There are design issues that go to the core of how a billing system is built and coded. One of these is deciding if you want it to process data in near real time or in a batch fashion.
Some businesses process CDR in a batch fashion, in which they run through all of the CDR generated for the day, week or month at the end of the period. In my opinion this can reduce hardware and programming costs and reduce the time it takes to process the CDR.
Computer hardware costs are lower because the data can be sorted before processing to optimize the time it takes to find a rate for a CDR. The processing can also be done at a time in which the system is not being used to enter rates and run reports.
In addition there is the consideration of the accuracy of the rates entered into the system. In a batch mode there is time for someone to go and double check the rates to make sure they are correct. Policies can be put in place that prevent rate changes any time close to the time that the batch rating will start.
There are very specific ways to optimize a billing system to work in this mode which conflict with the way one would optimize a real time system.
I am using the term near real time because of the cost involved with implementing a true real time system with response times of under a second. I consider near real time as being anything from fifteen minutes to one hour.
A near real time billing / rating system would process CDR as it comes in from the switch. Some switches can release CDR in a streaming fashion and others release in small batches as a programmed threshold of data is met. As this data is gathered from the switches it can be processed immediately by the billing system.

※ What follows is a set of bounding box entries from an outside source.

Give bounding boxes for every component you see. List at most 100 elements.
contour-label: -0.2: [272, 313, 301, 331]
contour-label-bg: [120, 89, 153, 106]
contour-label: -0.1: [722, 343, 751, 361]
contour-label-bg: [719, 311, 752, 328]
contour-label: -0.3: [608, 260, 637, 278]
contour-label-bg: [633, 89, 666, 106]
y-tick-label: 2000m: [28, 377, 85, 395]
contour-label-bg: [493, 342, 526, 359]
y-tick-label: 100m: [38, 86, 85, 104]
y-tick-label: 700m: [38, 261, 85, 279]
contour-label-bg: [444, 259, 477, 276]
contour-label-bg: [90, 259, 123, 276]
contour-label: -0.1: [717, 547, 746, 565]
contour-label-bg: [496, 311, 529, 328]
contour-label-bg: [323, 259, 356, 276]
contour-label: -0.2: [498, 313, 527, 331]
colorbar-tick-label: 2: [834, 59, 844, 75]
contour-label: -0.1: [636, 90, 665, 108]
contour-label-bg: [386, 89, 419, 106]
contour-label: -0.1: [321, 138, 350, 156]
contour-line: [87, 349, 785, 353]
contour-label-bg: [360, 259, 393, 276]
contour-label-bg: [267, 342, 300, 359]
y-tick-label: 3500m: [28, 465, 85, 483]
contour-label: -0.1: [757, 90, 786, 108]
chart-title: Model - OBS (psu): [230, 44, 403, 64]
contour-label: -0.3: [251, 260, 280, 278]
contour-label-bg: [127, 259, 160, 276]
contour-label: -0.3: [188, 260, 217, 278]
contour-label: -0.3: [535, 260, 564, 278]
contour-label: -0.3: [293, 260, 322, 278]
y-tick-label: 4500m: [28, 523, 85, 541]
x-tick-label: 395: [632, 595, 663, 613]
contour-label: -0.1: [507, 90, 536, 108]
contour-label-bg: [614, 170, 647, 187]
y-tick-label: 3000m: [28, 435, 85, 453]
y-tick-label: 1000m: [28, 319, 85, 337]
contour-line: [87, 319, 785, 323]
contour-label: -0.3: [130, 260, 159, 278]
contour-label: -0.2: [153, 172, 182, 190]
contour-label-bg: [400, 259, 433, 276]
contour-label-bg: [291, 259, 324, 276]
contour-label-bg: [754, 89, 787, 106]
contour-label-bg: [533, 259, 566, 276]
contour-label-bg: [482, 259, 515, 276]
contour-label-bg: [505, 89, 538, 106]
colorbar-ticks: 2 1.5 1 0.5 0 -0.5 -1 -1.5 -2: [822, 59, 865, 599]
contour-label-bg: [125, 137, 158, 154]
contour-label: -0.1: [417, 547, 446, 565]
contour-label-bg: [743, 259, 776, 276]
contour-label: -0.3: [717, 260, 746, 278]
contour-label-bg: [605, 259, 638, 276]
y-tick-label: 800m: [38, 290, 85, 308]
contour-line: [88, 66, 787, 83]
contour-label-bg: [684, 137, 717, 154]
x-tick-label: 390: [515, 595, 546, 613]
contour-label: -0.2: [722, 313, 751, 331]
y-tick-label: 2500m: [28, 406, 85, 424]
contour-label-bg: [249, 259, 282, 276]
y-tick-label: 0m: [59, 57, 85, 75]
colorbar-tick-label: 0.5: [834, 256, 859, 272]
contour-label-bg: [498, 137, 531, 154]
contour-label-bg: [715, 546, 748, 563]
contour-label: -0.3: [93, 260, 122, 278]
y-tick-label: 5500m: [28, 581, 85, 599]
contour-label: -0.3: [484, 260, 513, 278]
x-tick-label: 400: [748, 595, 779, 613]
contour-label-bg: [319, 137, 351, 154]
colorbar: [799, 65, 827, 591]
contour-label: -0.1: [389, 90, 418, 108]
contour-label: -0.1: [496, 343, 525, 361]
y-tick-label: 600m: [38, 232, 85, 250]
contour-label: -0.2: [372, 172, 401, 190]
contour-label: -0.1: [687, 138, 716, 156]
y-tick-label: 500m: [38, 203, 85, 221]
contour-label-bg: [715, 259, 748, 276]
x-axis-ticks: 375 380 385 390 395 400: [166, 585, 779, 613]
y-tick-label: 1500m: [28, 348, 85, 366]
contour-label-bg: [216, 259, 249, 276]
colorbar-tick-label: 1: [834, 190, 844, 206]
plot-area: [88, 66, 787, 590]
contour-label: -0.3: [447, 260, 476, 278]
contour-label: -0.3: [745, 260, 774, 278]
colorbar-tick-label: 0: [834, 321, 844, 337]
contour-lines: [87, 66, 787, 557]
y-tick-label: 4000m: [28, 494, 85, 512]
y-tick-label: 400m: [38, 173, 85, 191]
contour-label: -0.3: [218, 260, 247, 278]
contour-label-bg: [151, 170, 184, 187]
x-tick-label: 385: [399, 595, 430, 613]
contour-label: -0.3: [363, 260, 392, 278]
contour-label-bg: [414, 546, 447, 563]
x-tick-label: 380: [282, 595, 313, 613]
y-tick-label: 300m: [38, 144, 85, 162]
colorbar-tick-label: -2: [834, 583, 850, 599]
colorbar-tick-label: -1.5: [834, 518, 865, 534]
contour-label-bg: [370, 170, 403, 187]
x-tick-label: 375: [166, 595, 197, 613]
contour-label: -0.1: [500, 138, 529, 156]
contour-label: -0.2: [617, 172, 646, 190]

There are many advantages to processing in this way. The main reason is that decisions can be made more quickly to changes in the behavior of the network. In the long run a near real time system will allow you to make money making decisions quickly and produce much more profit.
Performance by CDR
Based on the data from CDR you can determine the quality of calls and your vendors. Being able to monitor this in real time will allow you to make routing decisions to quality routes. Now you don't need a rating system for this but one of the first steps in rating calls is loading the CDR into a database. If you are able to load both the completed and uncompleted calls into a system that can analyze them for performance and allow it to pass the completed call data to the rating engine it saves some time in processing it twice.
If the billing system is set up to calculate both your price to the customer and your cost you can use it to determine your gross margin. By watching the information as it is processed you can gain a near real time view into the margin that each customer is bringing to you. You can watch for places where calls are being sold at too low of a margin and make decisions that maximize profit. No more waiting to the end of the month to figure out what needs to be done next.
Using the processed information from the monitoring system and billing system you can offer your customers and even vendor visibility into your network. This could take the form of online billing, real time monitoring of performance, CDR mediation and many other things. I have even seen a vendor without a billing system to determine what to charge them by looking at reports generated by the customers billing system.
Least Cost Routing
In addition the performance data and the prices and costs in the monitoring system and billing system can be fed into an automated routing system. A routing system could suggest changes to the routing of calls that would improve a customer's quality and maximize profit. Based on changes to the costs you are being charged it could make changes that would route calls to vendors that have the lowest cost at a desired quality.
Many of the disadvantages have to do with the cost of maintaining a real time system. It just takes more people to run it.
There are lots of "do overs" in a real time rating system. Many times prices and costs are entered incorrectly. Since the cost of each call is determined separately there is a good amount of processing time going back over CDR that has been rated before but at the wrong price. This is often due to input error and rates being renegotiated after the fact. There is also the time that employees spend looking for errors involved to be considered. (Here are some methods for mitigating data entry errors.)
This is not as much of an issue with a batch system especially if it is doing its work at the end of a billing period.
A real time system does not have the advantage of working on a batch of CDR that is going to be processed identically. In a simple rating batch system one could sort on the phone number so that the price for that group of CDR would all have the same rate. This allows one to only load into memory the rates needed for that particular batch. A real time system has to take the CDR as they come. This will slow processing down unless a larger amount of memory is dedicated to storing rates.
Again there is the issue of people power that I mentioned before. You will need more people to take advantage of all of the features that real time billing brings. It may take more people in the areas of rate entry, reporting, programming, database administrators and system administrators.
With real time rating the rate entry personnel become very important. Prices and costs need to be put in before they become effective. If they are not in the system others may make routing and sales decisions based on old rates. In addition when the prices and costs are updated the billing system will have to go back and re-calculate the data.
AccuracyAccuracy of prices and costs become extra important in a real time billing system. Someone putting in a rate incorrectly can skew the reports wildly. For example by putting in $1.00 a minute instead of $.10 a minute can make your profit or costs appear to be very high. There are fail safe mechanisms that can be put in place to prevent most errors that are made during the rate entry process. It may be important to look into methods for double checking rates as you consider which billing system to use. I will describe these methods in a future article.
One of the key points in picking out a telecom billing system to use or in building one is determining if you need one that performs in a near real time fashion or a batch system. Be careful of batch systems that have been retrofitted to do near real time work or that claim to do both.
Overall I believe that a near real time billing system gives a company a distinct competitive advantage. Well, that is if the competition does not have one already.